- Ayer Location within Washington (state) Ayer Location within the United States
- Coordinates: 46°35′47″N 118°20′54″W﻿ / ﻿46.59639°N 118.34833°W
- Country: United States
- State: Washington
- County: Walla Walla
- Elevation: 581 ft (177 m)
- Time zone: UTC-8 (Pacific (PST))
- • Summer (DST): UTC-7 (PDT)
- GNIS feature ID: 1510760

= Ayer, Washington =

Unincorporated community in Washington, US

Ayer is an unincorporated community located in Walla Walla County, Washington, United States.

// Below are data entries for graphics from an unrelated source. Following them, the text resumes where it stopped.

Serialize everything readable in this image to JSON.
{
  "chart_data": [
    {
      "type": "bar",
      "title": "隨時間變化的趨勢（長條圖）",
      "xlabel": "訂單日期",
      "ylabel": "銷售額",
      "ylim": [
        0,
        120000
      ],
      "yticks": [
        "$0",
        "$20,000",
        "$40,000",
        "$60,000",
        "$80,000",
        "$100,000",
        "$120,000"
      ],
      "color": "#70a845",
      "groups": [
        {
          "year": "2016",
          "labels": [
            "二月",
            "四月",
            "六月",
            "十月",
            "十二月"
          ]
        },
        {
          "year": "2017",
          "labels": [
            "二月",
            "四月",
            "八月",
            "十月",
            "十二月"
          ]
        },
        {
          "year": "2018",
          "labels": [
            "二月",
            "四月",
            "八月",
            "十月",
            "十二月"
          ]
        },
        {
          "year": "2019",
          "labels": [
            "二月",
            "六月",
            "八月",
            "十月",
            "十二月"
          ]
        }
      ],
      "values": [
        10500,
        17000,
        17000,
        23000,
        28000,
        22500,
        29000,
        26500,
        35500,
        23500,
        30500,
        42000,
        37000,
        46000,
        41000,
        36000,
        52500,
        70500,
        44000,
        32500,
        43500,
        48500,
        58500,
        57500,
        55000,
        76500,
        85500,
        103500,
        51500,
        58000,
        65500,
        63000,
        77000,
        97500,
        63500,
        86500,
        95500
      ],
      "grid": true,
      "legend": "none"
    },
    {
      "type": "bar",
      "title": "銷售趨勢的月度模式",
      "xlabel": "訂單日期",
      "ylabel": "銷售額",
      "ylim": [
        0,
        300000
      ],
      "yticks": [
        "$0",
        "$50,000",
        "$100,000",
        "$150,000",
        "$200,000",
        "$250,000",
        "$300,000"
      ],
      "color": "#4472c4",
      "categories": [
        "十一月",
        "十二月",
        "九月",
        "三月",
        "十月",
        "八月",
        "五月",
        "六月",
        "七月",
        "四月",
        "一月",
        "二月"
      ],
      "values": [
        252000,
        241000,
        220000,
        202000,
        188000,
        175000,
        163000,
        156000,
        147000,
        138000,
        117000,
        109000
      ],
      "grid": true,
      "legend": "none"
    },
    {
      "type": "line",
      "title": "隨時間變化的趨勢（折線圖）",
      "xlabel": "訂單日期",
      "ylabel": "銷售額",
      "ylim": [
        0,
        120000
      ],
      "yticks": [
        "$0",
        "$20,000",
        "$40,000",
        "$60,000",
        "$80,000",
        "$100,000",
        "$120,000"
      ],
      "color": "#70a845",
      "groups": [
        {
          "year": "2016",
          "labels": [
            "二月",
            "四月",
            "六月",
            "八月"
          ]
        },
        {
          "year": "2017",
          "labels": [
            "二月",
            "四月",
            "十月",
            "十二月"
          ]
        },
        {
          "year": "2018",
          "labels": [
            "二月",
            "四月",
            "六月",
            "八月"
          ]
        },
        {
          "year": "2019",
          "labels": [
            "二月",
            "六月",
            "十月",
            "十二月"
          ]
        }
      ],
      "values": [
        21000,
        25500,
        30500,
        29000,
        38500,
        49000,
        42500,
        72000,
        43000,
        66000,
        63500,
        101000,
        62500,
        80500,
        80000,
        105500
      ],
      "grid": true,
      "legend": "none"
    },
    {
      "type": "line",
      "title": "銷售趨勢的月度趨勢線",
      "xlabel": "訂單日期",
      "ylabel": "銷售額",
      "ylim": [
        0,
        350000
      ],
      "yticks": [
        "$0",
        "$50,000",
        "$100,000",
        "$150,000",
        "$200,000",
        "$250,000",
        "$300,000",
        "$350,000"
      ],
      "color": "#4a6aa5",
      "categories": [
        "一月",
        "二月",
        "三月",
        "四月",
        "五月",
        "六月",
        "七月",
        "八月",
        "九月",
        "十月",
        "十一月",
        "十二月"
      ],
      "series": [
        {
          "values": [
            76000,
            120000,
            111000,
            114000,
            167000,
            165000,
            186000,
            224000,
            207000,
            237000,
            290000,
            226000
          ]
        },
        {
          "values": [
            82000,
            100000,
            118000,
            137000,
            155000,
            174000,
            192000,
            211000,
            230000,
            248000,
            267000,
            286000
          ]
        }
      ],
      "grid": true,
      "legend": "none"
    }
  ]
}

Ayer is a stop on the Union Pacific Railroad located in the northern portion of the county, approximately 47 mi north of Walla Walla along the Snake River. It was a main half way stop for the railroad between Hermiston, Oregon and Spokane, Washington. A hotel was built specifically for the train crews. It was also used by the Camas Prairie Railroad, from Lewiston, Idaho, and the Pomeroy Branch would use as a switching point for freight moving to the north or south. The small town grew up around the hotel and rail yard, but the original Ayer was relocated when Lower Monumental Dam was constructed by the U.S. Army Corps of Engineers, and the original area was flooded. The town is now abandoned and sits in a decaying state.